Tomato plant for sale
- Determinate Tomatoes – form bushes that reach a certain height and stop growing typically only up to 2 to 3 feet. This type is suitable for containers or small garden areas.
- Indeterminate Tomatoes – vines that grow and produce continuously with some varieties exceeding a length of 7 feet. This type must be staked or supported with trellising or wire cages to keep them off the ground.
- Semi-determinate Tomatoes – a combination of the two previous varieties. They will grow larger than determinate ones but are not as rampant as indeterminate ones. Typically growing up to 3 to 5 feet tall, they should also be staked but are less likely to outgrow their stakes.
You may want to plant at least two varieties of tomato in your garden to see which one suits your gardening needs better. Here are the things to consider when growing your own tomato plant:
- Weather – tomatoes are sun lovers so pick an area in your garden with full sun. They need at least 6 to 8 hours of sun exposure in a day to bring out the best flavors. The best season to plant tomatoes is in the late spring or early summer.

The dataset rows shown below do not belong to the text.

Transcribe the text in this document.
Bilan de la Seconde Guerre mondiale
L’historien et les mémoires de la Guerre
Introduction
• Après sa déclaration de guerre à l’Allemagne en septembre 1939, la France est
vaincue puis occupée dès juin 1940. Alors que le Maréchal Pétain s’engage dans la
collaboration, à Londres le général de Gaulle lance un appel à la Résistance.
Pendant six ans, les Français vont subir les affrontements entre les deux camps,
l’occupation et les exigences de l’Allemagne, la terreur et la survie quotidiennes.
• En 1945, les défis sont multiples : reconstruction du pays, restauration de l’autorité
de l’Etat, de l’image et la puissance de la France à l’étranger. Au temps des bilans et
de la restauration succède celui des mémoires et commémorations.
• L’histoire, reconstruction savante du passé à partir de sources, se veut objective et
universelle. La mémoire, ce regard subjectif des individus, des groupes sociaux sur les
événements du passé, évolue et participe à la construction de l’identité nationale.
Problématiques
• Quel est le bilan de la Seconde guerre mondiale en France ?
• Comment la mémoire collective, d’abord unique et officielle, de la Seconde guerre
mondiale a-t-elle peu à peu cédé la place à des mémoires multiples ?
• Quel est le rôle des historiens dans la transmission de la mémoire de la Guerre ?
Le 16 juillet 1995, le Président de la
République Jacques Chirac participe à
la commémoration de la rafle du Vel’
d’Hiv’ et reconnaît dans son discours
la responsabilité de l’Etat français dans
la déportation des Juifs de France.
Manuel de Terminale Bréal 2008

- Soil – an acidic and well-drained loamy soil is the best choice for tomatoes. Mix in 3 to 4 inches of compost in the soil which will provide nutrients and help hold the moisture in. in order to grow a really strong plant, it is recommended to bury two-thirds of the stem when planting. This will allow your tomato to sprout roots on the buried stem thus enabling your plant to find water in drought. Also, establish tomato stakes or cages in the soil at the time of planting to keep your future tomato fruits off the ground. Cover the ground with 2 to 4 inches of mulch to minimize weeds and help keep the soil evenly moist. Straw and shredded leaves make great mulches for tomatoes.
- Water – water generously in the first few days after planting and throughout the growing season. About 2 inches of water per week is needed during the summer.

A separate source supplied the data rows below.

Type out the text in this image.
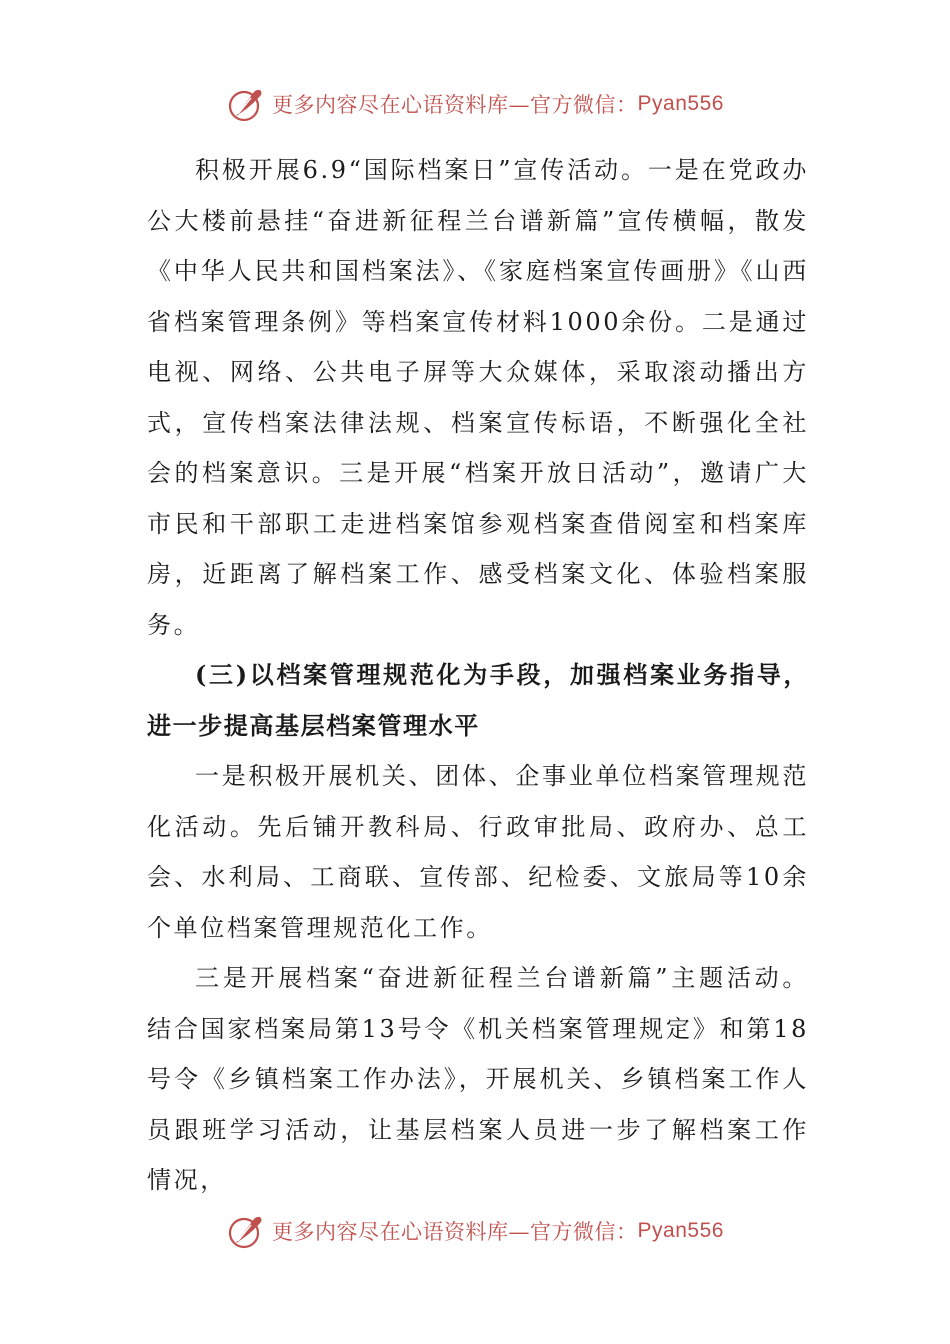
更多内容尽在心语资料库—官方微信： Pyan556

积极开展6.9“国际档案日”宣传活动。一是在党政办公大楼前悬挂“奋进新征程兰台谱新篇”宣传横幅，散发《中华人民共和国档案法》、《家庭档案宣传画册》《山西省档案管理条例》等档案宣传材料1000余份。二是通过电视、网络、公共电子屏等大众媒体，采取滚动播出方式，宣传档案法律法规、档案宣传标语，不断强化全社会的档案意识。三是开展“档案开放日活动”，邀请广大市民和干部职工走进档案馆参观档案查借阅室和档案库房，近距离了解档案工作、感受档案文化、体验档案服务。

(三)以档案管理规范化为手段，加强档案业务指导，进一步提高基层档案管理水平

一是积极开展机关、团体、企事业单位档案管理规范化活动。先后铺开教科局、行政审批局、政府办、总工会、水利局、工商联、宣传部、纪检委、文旅局等10余个单位档案管理规范化工作。

三是开展档案“奋进新征程兰台谱新篇”主题活动。结合国家档案局第13号令《机关档案管理规定》和第18号令《乡镇档案工作办法》，开展机关、乡镇档案工作人员跟班学习活动，让基层档案人员进一步了解档案工作情况，

更多内容尽在心语资料库—官方微信： Pyan556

- Fertilizer – Mix a continuous-release fertilizer into the soil as you prepare the planting holes. After which, you may fertilize two weeks prior to first picking and again two weeks after first picking.
- Pruning – prune plants by pinching off suckers so that only a couple stems are growing per stake. Remove rotten weak stems and dead leaves. You can prune your tomato plant all year round.
- Pests – Regularly inspect your tomato plant for signs of infestation. Deal with pests as soon as you spot them. In mid-summer big green caterpillars called tomato hornworms eat tomato foliage and sometimes damage fruits. One or two hornworms can strip a plant leafless in a short time.